The man was shot while dining alone at the hotel's Cafe One restaurant.
The gunman attacked from inside the building and then fled, and detectives were canvassing witnesses and viewing video surveillance tapes, said Const. Lindsey Houghton with the Vancouver Police.
No arrests have been made and police don't yet have any suspect details.
Houghton said there doesn't appear to be any links to other shootings in the area or with the hotel.
A 26-year-old man carrying a loaded handgun was shot to death last February just a few doors down, outside a Subway sandwich shop. Police say he, too, was targeted and known to them. As with Tuesday's death, it was the first homicide of the year.
And a 30-year-old man sitting inside a nearby Tim Hortons last month survived after a masked shooter fired and struck him.

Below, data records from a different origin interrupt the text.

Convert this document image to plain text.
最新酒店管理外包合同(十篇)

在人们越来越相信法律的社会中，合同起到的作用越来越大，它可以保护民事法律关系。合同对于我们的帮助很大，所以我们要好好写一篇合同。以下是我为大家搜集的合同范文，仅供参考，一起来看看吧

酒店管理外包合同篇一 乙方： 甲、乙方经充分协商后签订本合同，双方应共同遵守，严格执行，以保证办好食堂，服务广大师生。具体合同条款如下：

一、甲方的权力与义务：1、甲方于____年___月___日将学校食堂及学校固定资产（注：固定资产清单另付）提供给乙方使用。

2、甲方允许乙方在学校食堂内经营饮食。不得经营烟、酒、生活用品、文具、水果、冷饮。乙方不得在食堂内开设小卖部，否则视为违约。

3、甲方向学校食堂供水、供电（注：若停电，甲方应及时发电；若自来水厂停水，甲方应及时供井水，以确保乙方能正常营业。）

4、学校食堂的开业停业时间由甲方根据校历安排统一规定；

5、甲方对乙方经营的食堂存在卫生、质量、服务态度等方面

"There are a lot of restaurants, bars, hotels, you name it. There are a lot of people who live in that area," Houghton said.

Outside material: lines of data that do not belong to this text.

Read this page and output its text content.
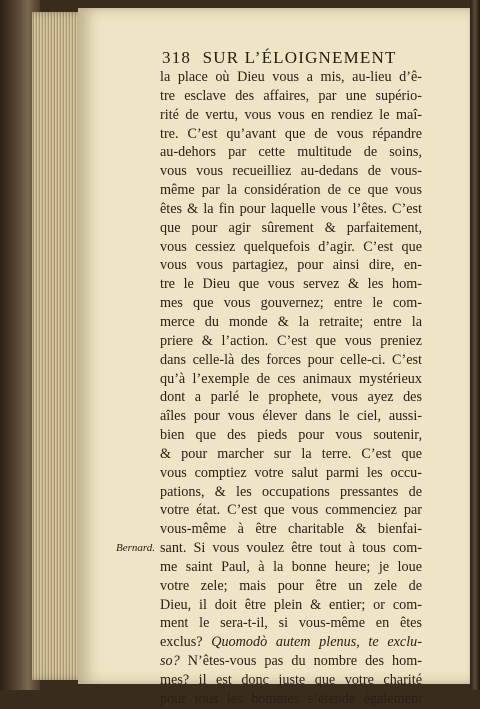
318 SUR L’ÉLOIGNEMENT
Bernard.
la place où Dieu vous a mis, au-lieu d’ê-
tre esclave des affaires, par une supério-
rité de vertu, vous vous en rendiez le maî-
tre. C’est qu’avant que de vous répandre
au-dehors par cette multitude de soins,
vous vous recueilliez au-dedans de vous-
même par la considération de ce que vous
êtes & la fin pour laquelle vous l’êtes. C’est
que pour agir sûrement & parfaitement,
vous cessiez quelquefois d’agir. C’est que
vous vous partagiez, pour ainsi dire, en-
tre le Dieu que vous servez & les hom-
mes que vous gouvernez; entre le com-
merce du monde & la retraite; entre la
priere & l’action. C’est que vous preniez
dans celle-là des forces pour celle-ci. C’est
qu’à l’exemple de ces animaux mystérieux
dont a parlé le prophete, vous ayez des
aîles pour vous élever dans le ciel, aussi-
bien que des pieds pour vous soutenir,
& pour marcher sur la terre. C’est que
vous comptiez votre salut parmi les occu-
pations, & les occupations pressantes de
votre état. C’est que vous commenciez par
vous-même à être charitable & bienfai-
sant. Si vous voulez être tout à tous com-
me saint Paul, à la bonne heure; je loue
votre zele; mais pour être un zele de
Dieu, il doit être plein & entier; or com-
ment le sera-t-il, si vous-même en êtes
exclus? Quomodò autem plenus, te exclu-
so? N’êtes-vous pas du nombre des hom-
mes? il est donc juste que votre charité
pour tous les hommes s’étende également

"There's nothing to suggest that specific area or those few blocks are areas of concern for these types of incidents. These types of incidents can happen anywhere in our city."
He added there's nothing to suggest the incident will spark retaliatory violence, but if police get wind of such information they will act on it.

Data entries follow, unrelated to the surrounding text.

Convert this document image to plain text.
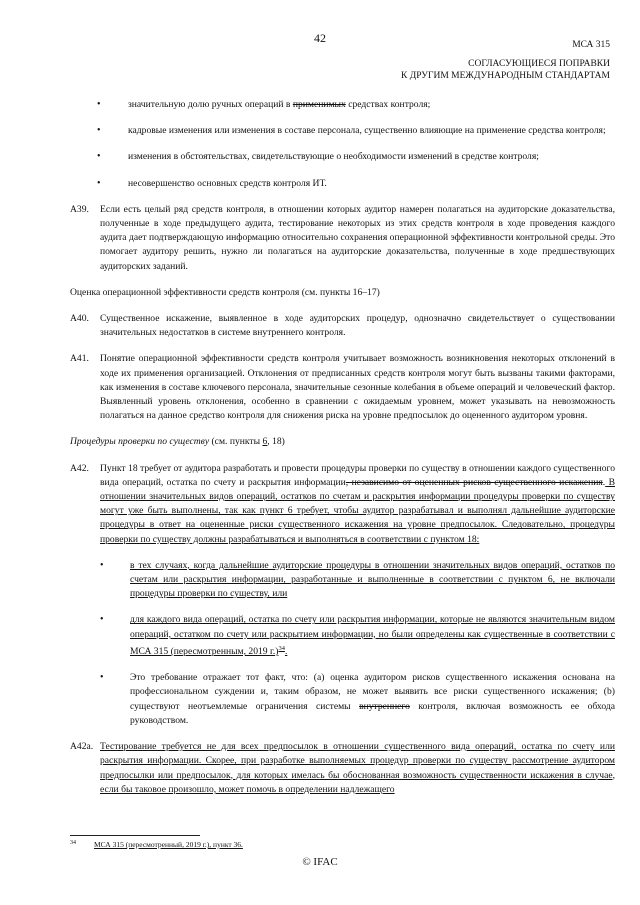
42	МСА 315
СОГЛАСУЮЩИЕСЯ ПОПРАВКИ
К ДРУГИМ МЕЖДУНАРОДНЫМ СТАНДАРТАМ
• значительную долю ручных операций в применимых средствах контроля;
• кадровые изменения или изменения в составе персонала, существенно влияющие на применение средства контроля;
• изменения в обстоятельствах, свидетельствующие о необходимости изменений в средстве контроля;
• несовершенство основных средств контроля ИТ.
A39. Если есть целый ряд средств контроля, в отношении которых аудитор намерен полагаться на аудиторские доказательства, полученные в ходе предыдущего аудита, тестирование некоторых из этих средств контроля в ходе проведения каждого аудита дает подтверждающую информацию относительно сохранения операционной эффективности контрольной среды. Это помогает аудитору решить, нужно ли полагаться на аудиторские доказательства, полученные в ходе предшествующих аудиторских заданий.
Оценка операционной эффективности средств контроля (см. пункты 16–17)
A40. Существенное искажение, выявленное в ходе аудиторских процедур, однозначно свидетельствует о существовании значительных недостатков в системе внутреннего контроля.
A41. Понятие операционной эффективности средств контроля учитывает возможность возникновения некоторых отклонений в ходе их применения организацией. Отклонения от предписанных средств контроля могут быть вызваны такими факторами, как изменения в составе ключевого персонала, значительные сезонные колебания в объеме операций и человеческий фактор. Выявленный уровень отклонения, особенно в сравнении с ожидаемым уровнем, может указывать на невозможность полагаться на данное средство контроля для снижения риска на уровне предпосылок до оцененного аудитором уровня.
Процедуры проверки по существу (см. пункты 6, 18)
A42. Пункт 18 требует от аудитора разработать и провести процедуры проверки по существу в отношении каждого существенного вида операций, остатка по счету и раскрытия информации, независимо от оцененных рисков существенного искажения. В отношении значительных видов операций, остатков по счетам и раскрытия информации процедуры проверки по существу могут уже быть выполнены, так как пункт 6 требует, чтобы аудитор разрабатывал и выполнял дальнейшие аудиторские процедуры в ответ на оцененные риски существенного искажения на уровне предпосылок. Следовательно, процедуры проверки по существу должны разрабатываться и выполняться в соответствии с пунктом 18:
• в тех случаях, когда дальнейшие аудиторские процедуры в отношении значительных видов операций, остатков по счетам или раскрытия информации, разработанные и выполненные в соответствии с пунктом 6, не включали процедуры проверки по существу, или
• для каждого вида операций, остатка по счету или раскрытия информации, которые не являются значительным видом операций, остатком по счету или раскрытием информации, но были определены как существенные в соответствии с МСА 315 (пересмотренным, 2019 г.)$^{34}$.
• Это требование отражает тот факт, что: (а) оценка аудитором рисков существенного искажения основана на профессиональном суждении и, таким образом, не может выявить все риски существенного искажения; (b) существуют неотъемлемые ограничения системы внутреннего контроля, включая возможность ее обхода руководством.
A42a. Тестирование требуется не для всех предпосылок в отношении существенного вида операций, остатка по счету или раскрытия информации. Скорее, при разработке выполняемых процедур проверки по существу рассмотрение аудитором предпосылки или предпосылок, для которых имелась бы обоснованная возможность существенности искажения в случае, если бы таковое произошло, может помочь в определении надлежащего
$^{34}$ МСА 315 (пересмотренный, 2019 г.), пункт 36.
© IFAC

Vancouver police put out a public warning on New Years Eve that partygoers should be wary of potential gang violence at a DJ show at an east end concert venue.
The only evidence of the shooting from outside the hotel Wednesday was a cracked window with a noticeable bullet hole through the centre.
Richard Scott, with Soccer Canada, said CONCACAF officials went to the hotel after the shooting to confirm no one was in harm's way.
"I would imagine that probably 99 per cent of the athletes would have been in their rooms at that time," he said in an interview.
On Wednesday, Solo said the experience had affected her even thought she didn't witness the mayhem.
“You start to question what life's all about. You start to think about your loved ones," she told reporters during an interview at the hotel related to the tournament.
A number of team members received phone calls from family checking on their welfare, she added.
"A lot of people reached out, making sure we were OK," she said. "We know we’re in a very safe place both in Canada and in Vancouver.
"I know our team has no second thoughts about being here."
B.C. Attorney General Shirley Bond said the province has invested $70 million in integrated units to tackle gangs and guns, giving the province more units per capita than any other jurisdiction in the country.
"It's always extremely troubling," Bond said of the homicide.
"I'm very grateful no one else was hurt. There's always that potential."
An autopsy was being conducted Wednesday.
The eight-team CONCACAF tournament begins Thursday and continues through Jan. 29.
Canada opens against Haiti on Thursday while the U.S. team begins play a day later against the Dominican Republic.